Friday, April 27, 2012

Putting Your Family First

This is a hard post to write.

How do I explain that while it is not logical and against everything you are taught, that for a while during this grief process, everyone has to take a backseat while the immediate family grieves.

You shouldn't have to. In theory you are surrounded by loving people who 'get it'. But what do you do when you can't explain it to anyone because they are all 'bright and shiney', don't talk about it and it won't hurt type? When they don't understand that at times there are no words, and they have to read it in your body language? When they are so busy being fair to everyone that they don't get that at this moment in your life you need more? That you can't always be fair because different people need different things, doling out the same to everyone doesn't work. You can't dole out the same to me, my son is dead. You have to do different things, get over your own hangups about death so you can recognize him as being important to me still. When I can't say no, because the social situation dictates you have to act normal and yet others don't stop and think if they should? When you hurt so bad you can't say stop- you need someone to meet you halfway and read what your body is screaming?

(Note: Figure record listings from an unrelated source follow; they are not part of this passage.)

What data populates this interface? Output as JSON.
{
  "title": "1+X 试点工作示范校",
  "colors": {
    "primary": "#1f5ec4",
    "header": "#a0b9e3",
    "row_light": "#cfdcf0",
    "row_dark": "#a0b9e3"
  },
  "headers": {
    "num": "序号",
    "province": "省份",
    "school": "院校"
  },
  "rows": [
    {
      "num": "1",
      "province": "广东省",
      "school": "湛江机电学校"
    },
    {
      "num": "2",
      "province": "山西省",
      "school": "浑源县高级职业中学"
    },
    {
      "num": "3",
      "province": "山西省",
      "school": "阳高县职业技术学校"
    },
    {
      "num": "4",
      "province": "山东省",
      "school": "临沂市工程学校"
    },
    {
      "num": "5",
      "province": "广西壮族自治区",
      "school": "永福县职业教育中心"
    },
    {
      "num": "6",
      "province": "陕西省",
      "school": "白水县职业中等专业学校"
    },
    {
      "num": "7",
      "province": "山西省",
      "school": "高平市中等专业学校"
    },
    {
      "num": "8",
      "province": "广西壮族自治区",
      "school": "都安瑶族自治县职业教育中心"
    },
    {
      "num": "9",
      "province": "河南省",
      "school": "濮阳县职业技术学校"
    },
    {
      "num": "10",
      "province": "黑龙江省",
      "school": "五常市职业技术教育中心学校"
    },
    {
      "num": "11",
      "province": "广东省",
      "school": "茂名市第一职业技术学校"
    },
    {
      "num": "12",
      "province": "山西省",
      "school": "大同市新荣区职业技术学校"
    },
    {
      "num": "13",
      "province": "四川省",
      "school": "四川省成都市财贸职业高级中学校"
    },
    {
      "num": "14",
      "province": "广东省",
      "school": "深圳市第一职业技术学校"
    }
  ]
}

Most of the time your spouse should be able to get you. But sometimes I feel like we are moving in seperate spheres. He is still trying to be fair to everyone. To put on that face society wants you to, or maybe your extended family does.

But this isn't a time to fair, or inclusive, it is about simple survival.

My survival.

I can't glorify God until I wade through the valley of death. The wading part, the going forward is my testimony that I think there is a God out there.

I was really tempted not to write this, but I suspect that sometimes there are Moms out there drifting away. I also read great comments like you have to be the guide for those that don't get it.

Don't you get it? I am trying to guide you.

Say my son's name. Just not on the phone, but in public. Hang his pictures on the wall prominently, it may take the sting from seeing pictures of babies doing what Perry will never do. He will never sit on Santa's lap... Oh don't you think the thought kills me inside? Ask me what to include when you take a family photo to 'hold' his place- or do you really not believe all that stuff about God and Heaven?

Or maybe even put more pictures of him than other living relatives. You have so many things you can still do with them. These pictures are all I have left. Don't try to balance it to be fair. You can't spoil him.

Let some things be special for my daughter. She needs, I need her, to be special right now. By making all the same things for everyone it tears me up because I know exactly what Perry should have but will never get. Let me imagine that had he not died there might have been special things you felt about him or would do for him that you would for no other. There are things she is capable of because she is the oldest, but younger children can't do. You don't hold her as much as the younger ones, so let her shine as the only one that can do some things for a while. Let her be in pictures by herself or stay up later. Or be the only flower girl because she is the only one old enough to be.

Let her talk about her brother and not leave her comments dangling awkardly in the air. You would ask about a living brother, so ask about Perry. She remembers even if you would rather she not.

We're not normal anymore. Fair isn't normal anymore.

To us nothing is fair.

You glorify God for new babies and his 'plan', but mine is gone. You never mention him anymore. Does God just hate us? My plan was ripped off the wall the day he died.

Think about what you say.

1 comment:

  1. Brave post! I LOVE IT! "Bright and shiny" in my humble opinion holds other titles as well.